After a scramble in front of Dallas' goal, Colorado's Conor Casey found the ball on his right foot and—while sitting down—poked home a quirky goal for a 1-1 tie. And then in overtime FC Dallas found its Jackie Smith. Like the tight end who infamously dropped a touchdown pass in a 35-31 loss in Super Bowl XIII, defender George John accidentally deflected a Colorado shot into Dallas' net. The Rapids' Macoumba Kandji sent a ball sort of in front of the goal but not on target. In his attempt to clear it, John instead redirected it off his left knee past goalie Kevin Hartman and into the net. That's right, an "own goal."

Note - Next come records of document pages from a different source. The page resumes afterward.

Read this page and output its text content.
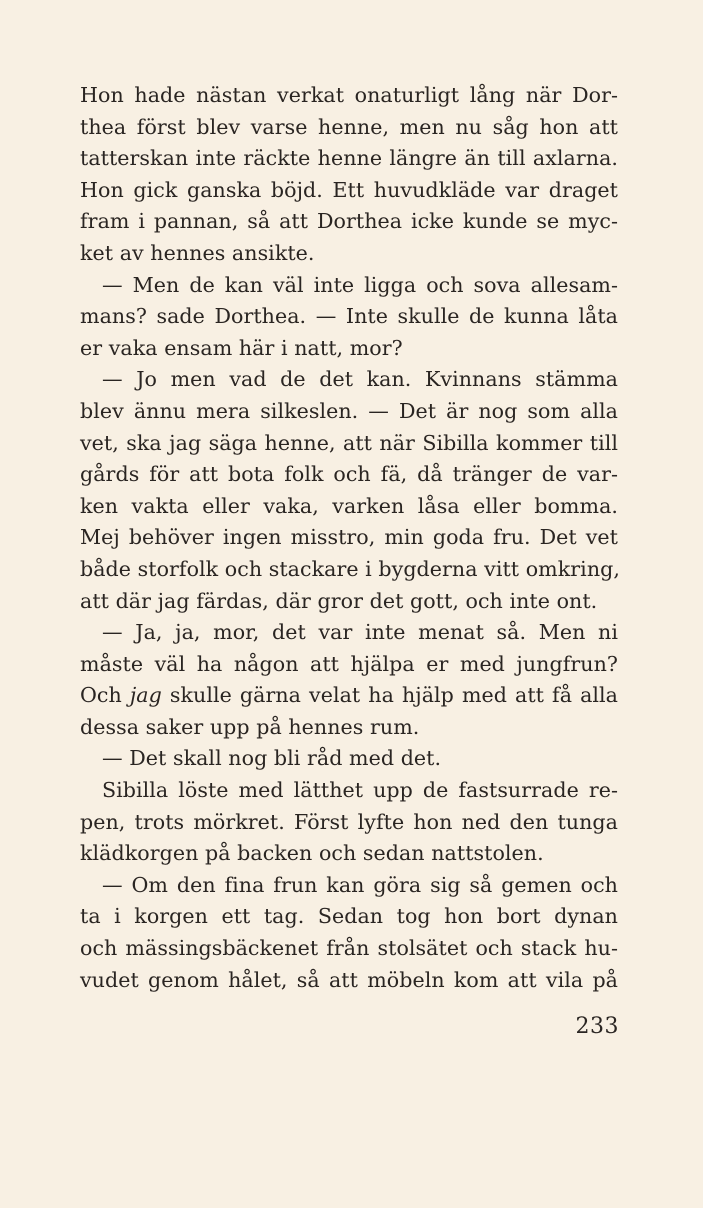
Hon hade nästan verkat onaturligt lång när Dor-
thea först blev varse henne, men nu såg hon att
tatterskan inte räckte henne längre än till axlarna.
Hon gick ganska böjd. Ett huvudkläde var draget
fram i pannan, så att Dorthea icke kunde se myc-
ket av hennes ansikte.
— Men de kan väl inte ligga och sova allesam-
mans? sade Dorthea. — Inte skulle de kunna låta
er vaka ensam här i natt, mor?
— Jo men vad de det kan. Kvinnans stämma
blev ännu mera silkeslen. — Det är nog som alla
vet, ska jag säga henne, att när Sibilla kommer till
gårds för att bota folk och fä, då tränger de var-
ken vakta eller vaka, varken låsa eller bomma.
Mej behöver ingen misstro, min goda fru. Det vet
både storfolk och stackare i bygderna vitt omkring,
att där jag färdas, där gror det gott, och inte ont.
— Ja, ja, mor, det var inte menat så. Men ni
måste väl ha någon att hjälpa er med jungfrun?
Och jag skulle gärna velat ha hjälp med att få alla
dessa saker upp på hennes rum.
— Det skall nog bli råd med det.
Sibilla löste med lätthet upp de fastsurrade re-
pen, trots mörkret. Först lyfte hon ned den tunga
klädkorgen på backen och sedan nattstolen.
— Om den fina frun kan göra sig så gemen och
ta i korgen ett tag. Sedan tog hon bort dynan
och mässingsbäckenet från stolsätet och stack hu-
vudet genom hålet, så att möbeln kom att vila på
233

Colorado 2, FC Dallas 1. We've found lots of unique, heartbreaking ways to sidestep a trophy, but never before has a Dallas team lost because it scored against itself.
This stinging setback wasn't just a defeat for FC Dallas, but yet another loss for Dallas soccer at its highest levels.
The Cotton Bowl hosted World Cup games in '94. In '71 the Dallas Tornado won an outdoor soccer championship. In '87 the Dallas Sidekicks won an indoor title to sellout crowds at Reunion Arena. The annual Dallas Cup around Easter weekend is one of the world's largest and most prestigious youth tournaments. And on any given Saturday, fields across North Texas are littered with soccer moms and doting dads and dribbling, seemingly joyous children.
Why then, doesn't soccer stick? Because somewhere around the transition from junior high through puberty to high school, the majority of area boys choose football over fútbol.
"I'm not sure that will ever change because Texas has such a rich heritage of football," former FC Dallas player and current TV analyst Bobby Rhine said last week before the MLS Cup. "We've got some of the best youth programs in the world right here. It's just going to take a defining moment or moments to turn the tide. Winning provides a lot of answers. It sure wouldn't hurt if FC Dallas could bring a trophy and some pride back home."
Aside from almost winning, FC Dallas is taking another stab at this thing. After its transformation from the Cotton Bowl and the Dallas Burn to Frisco's Pizza Hut Park and FC Dallas in 2005, the franchise is slowly dumping style for, well, soccer.